The Delegates having understood that the refugees taken by Captain Tilley, on his return to Newport from the Chesapeake, consisted chiefly of persons who formerly lived in Virginia, some of whom were traitors who deserved exemplary punishment, and others vindictive enemies to the State, thought proper to make the inclosed application to the French Minister. By conversation I have since had with him on the subject, I doubt whether it will be deemed consistent with their general rules of conduct, to give up, to be punished as malefactors, any of the captives made by their fleet, which does not serve, like their land army, as an auxiliary to the forces of the United States. If these persons had been taken by their land forces, which serve as auxiliaries under the Commander-in-Chief, it seems there would have been no difficulty in the case. However, the application will certainly prevent the exchange or release to which it refers, if the Executive think it expedient to do so. On the least intimation, I am persuaded the apostates would be even sent over to France, and secured in the most effectual manner during the war. Perhaps this would not be amiss, as being not our prisoners, no use can be made of them in redeeming our citizens from captivity.

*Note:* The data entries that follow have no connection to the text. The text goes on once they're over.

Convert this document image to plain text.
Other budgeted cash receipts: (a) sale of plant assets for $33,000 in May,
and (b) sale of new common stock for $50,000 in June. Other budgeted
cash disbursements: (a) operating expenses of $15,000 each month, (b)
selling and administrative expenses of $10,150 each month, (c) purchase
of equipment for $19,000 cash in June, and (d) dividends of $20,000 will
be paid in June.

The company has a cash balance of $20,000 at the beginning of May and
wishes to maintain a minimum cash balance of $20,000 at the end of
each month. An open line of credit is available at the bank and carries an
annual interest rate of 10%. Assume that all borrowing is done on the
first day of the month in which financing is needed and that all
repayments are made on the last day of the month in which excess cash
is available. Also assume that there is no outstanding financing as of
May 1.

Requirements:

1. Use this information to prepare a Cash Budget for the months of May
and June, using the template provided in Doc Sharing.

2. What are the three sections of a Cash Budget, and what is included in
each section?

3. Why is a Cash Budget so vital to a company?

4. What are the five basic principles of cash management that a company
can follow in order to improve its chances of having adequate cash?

[1 ]From the Madison Papers (1840).
[2 ]The sufferings in Virginia from the invasion of the enemy called forth the following peculiar proposition from George Mason. It was addressed to the Virginia delegates in Congress
Virginia, Gunston-Hall, April 3d., 1781.
. . . . . . . . .
Whoever considers the Importance of the Trade of these States to Great Britain, and her Expectations of great part of it returning into British Channels, upon a peace, may readily conceive that She will be alarmed at any Measures which may affect it hereafter, by imposing such Burdens upon it, as will give a lasting Preference to other Nations. If therefore Congress were to recommend to the Legislatures of the different States immediately to enact Laws, declaring that all private property, which hath been, or shall be plundered or destroyed, by the British Troops, or others acting under the authority of the King of Great Britain, beyond high water mark, from a certain Day, shall be hereafter reimbursed & made good to the individual Sufferers, & their Heirs, by Dutys to be imposed upon all Imports from Great Britain into the respective States, after a peace, and to be continued until full Reparation shall be accordingly made; and for this purpose, directing Valuations, upon oath, to be made of all private property so plundered or destroyed, to be returned, with the names & places of abode of the owners, to some certain public office within each State, & there duly registered, it is more than probable it wou’d produce good effects.—Mad. MSS.